Dying by zip code

“Tell me your zip code and I’ll tell you how long you are going to live.” Four years ago, at an Annenberg conference in California, that statement came as a shock. Not any more.

The New York Times reported this weekend (March 16) on the disparities between Fairfax County, Virginia and McDowell County, West Virginia.

“Residents of Fairfax County are among the longest-lived in the country: Men have an average life expectancy of 82 years and women, 85, about the same as in Sweden. In McDowell, the averages are 64 and 73, about the same as in Iraq.”

The correlation is easy: higher incomes mean longer lives. As the income gap widens, so does the life expectancy gap. A multitude of factors contribute to the gap: poor communities have less access to hospitals and health care, fewer grocery stores, high rates of pollution. They have less access to parks, fewer safe places to walk or jog, fewer swimming pools and health clubs. People with lower income have to work more hours. They are subject to a hundred stresses that diminish both quality of life and longevity. As the New York Times puts it:

“Finally, and perhaps most powerfully, researchers say that a life in poverty is a life of stress that accumulates in a person’s very cells. Being poor is hard in a way that can mean worse sleep, more cortisolin the blood, a greater risk of hypertension and, ultimately, a shorter life.”

Longevity-by-zip-code has been documented in the Twin Cities by the Robert Wood Johnson Foundation:

RWLF map of longevity TC

Wilder Research has details in a 2012 report, Health Inequities in the Twin Cities. The summary includes a finding of an eight-year difference in average life expectancy between highest and lowest income areas, poorer health tied to poverty and lower education levels, and life expectancy varying by race.

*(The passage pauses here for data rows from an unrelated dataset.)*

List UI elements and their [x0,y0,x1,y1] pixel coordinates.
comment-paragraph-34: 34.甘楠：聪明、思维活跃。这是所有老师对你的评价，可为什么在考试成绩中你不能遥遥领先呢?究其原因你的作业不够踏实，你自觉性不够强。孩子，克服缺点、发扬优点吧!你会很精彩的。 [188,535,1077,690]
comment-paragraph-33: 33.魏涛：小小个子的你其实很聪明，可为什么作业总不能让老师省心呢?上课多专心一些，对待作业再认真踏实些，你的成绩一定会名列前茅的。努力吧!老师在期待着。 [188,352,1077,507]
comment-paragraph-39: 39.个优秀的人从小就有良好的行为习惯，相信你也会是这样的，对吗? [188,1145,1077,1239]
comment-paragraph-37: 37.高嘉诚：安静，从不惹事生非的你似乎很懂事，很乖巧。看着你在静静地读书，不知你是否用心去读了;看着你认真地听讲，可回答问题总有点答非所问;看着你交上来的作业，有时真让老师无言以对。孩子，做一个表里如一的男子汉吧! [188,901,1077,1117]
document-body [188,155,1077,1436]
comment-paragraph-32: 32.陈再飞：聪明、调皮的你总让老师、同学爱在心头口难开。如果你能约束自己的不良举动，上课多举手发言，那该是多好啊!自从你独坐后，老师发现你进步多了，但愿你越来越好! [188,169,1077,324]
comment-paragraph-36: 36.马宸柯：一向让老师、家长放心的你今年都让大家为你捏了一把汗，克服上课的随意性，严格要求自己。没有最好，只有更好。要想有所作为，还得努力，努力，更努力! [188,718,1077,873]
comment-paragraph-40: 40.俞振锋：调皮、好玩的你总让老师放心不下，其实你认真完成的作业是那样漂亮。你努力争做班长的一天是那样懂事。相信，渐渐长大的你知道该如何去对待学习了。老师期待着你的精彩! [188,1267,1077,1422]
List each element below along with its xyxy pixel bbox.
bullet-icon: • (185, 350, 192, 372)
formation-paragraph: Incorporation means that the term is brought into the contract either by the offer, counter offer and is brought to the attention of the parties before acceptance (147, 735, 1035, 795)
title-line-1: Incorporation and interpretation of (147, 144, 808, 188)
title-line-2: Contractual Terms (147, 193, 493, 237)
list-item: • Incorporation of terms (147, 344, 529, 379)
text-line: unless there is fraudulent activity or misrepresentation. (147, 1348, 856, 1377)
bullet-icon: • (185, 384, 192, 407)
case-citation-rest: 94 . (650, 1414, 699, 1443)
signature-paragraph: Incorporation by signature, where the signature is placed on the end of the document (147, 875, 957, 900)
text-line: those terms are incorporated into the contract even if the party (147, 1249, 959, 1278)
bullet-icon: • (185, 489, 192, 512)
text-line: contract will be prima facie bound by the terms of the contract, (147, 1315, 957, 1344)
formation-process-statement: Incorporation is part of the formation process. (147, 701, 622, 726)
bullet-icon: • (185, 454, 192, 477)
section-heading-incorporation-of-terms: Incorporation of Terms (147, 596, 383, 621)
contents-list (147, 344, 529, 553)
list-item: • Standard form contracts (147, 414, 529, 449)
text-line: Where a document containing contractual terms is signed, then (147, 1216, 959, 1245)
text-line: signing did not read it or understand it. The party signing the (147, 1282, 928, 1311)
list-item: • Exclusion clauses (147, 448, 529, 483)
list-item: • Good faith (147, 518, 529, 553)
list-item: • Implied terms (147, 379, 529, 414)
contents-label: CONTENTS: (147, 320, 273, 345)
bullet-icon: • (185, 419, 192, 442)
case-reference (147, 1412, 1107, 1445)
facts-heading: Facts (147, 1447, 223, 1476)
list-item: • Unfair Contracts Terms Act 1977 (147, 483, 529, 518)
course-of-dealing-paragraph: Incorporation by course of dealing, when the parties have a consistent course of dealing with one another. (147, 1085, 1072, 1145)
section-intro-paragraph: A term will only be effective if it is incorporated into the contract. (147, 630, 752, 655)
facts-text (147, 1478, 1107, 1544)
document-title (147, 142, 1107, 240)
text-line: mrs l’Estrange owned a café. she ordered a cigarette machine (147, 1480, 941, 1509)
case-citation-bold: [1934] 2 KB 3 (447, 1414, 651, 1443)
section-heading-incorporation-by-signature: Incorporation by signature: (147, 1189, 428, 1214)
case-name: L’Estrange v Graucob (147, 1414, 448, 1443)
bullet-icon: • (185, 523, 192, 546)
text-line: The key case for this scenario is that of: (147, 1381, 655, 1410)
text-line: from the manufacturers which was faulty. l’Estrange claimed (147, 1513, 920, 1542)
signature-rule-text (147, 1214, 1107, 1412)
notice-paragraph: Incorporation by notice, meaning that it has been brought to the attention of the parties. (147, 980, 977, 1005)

A February 1 Minnesota Department of Health report, Advancing Health Equity in Minnesota, focused on the racial disparities in health:

“Even where health outcomes have improved overall, as in infant mortality rates, the disparities in these outcomes remain unchanged: American Indian and African American babies are still dying at twice the rate of white babies.”

The report discussed the various factors that contribute to health, such as genes and biology, physical environment, clinical care, health behaviors, and social and economic factors. Those social and economic factors make up 40 percent of the determinants of health.

MDH Commissioner Dr. Ed Ehlinger emphasized

“These health disparities persist and are neither random nor unpredictable. The groups that experience the greatest disparities in health outcomes also have experienced the greatest inequities in the social and economic conditions that are such strong predictors of health.”

The report distinguished between health disparity and health inequity. A health disparity is a difference in health outcomes for different populations. For example, women have more breast cancer than men.

A health inequity, however, is “based in inequitable, socially-determined circumstances,” and “Because health inequities are socially-determined, change is possible.”

Health inequities and consequent disparities affect African American, American Indian, and Hispanic/Latino communities. They also affect gay, lesbian and bisexual youth, people with mental illness, low-income students, and older Minnesotans.

The MDH report recognizes that health is not isolated from other parts of life, and urges improvement in living conditions, nutrition, transportation, education and income as necessary parts of improving health.

The New York Times article on longevity-by-zip-code appeared in the business section, which seems like exactly the right place. Health is everybody’s business — and policies that reduce disparities and inequities in education, housing, and wealth will also reduce disparities in health and longevity.